Nihayet galebe yüzgeçte kaldı, Tuna bu geçişe boyun eğdi ve bütün ordu, çocuk denilecek yaşta bir delikanlının pos bıyıklı bir herifi sırtında taşıyarak karaya ulaştığını gördü. Artık yerden göğe doğru bir alkış gürültüsüdür yükseliyordu, binlerce ağızdan çıkan “Yaşa!”lar Tuna’nın homurtusunu susturuyordu.

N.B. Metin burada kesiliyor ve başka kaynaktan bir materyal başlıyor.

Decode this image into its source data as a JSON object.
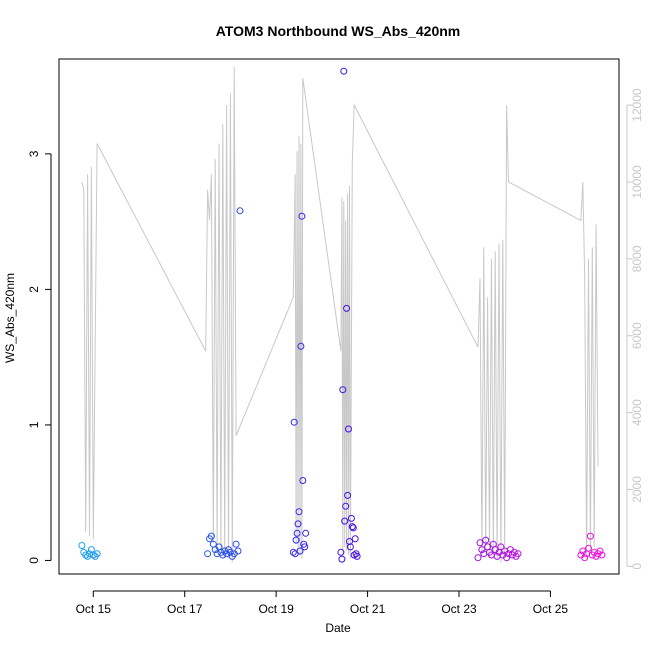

Yüzgeç, Fatih’le sadrazamın bulundukları yere yakın bir yerde karaya yaklaşmıştı. Yüküyle birlikte ayağa kalkar kalkmaz şöyle bir silkindi, silah pırıltısı içinde göz alıcı bir azamet gösteren kalabalıkla, ocoşkun alkışlarla ilgilenmedi, sırtındaki adamı yere indirdi ve onun boynuna sarılı ipin ucunu eline aldı, üzerinden şırıl şırıl su aktığı hâlde etrafına bakındı, hünkârla veziri gördü, mırıldandı:
“İyi bir karşılaşma. Şu ağıl kokan yükü hünkâra götüreyim, dilini kerpetenle o açsın!”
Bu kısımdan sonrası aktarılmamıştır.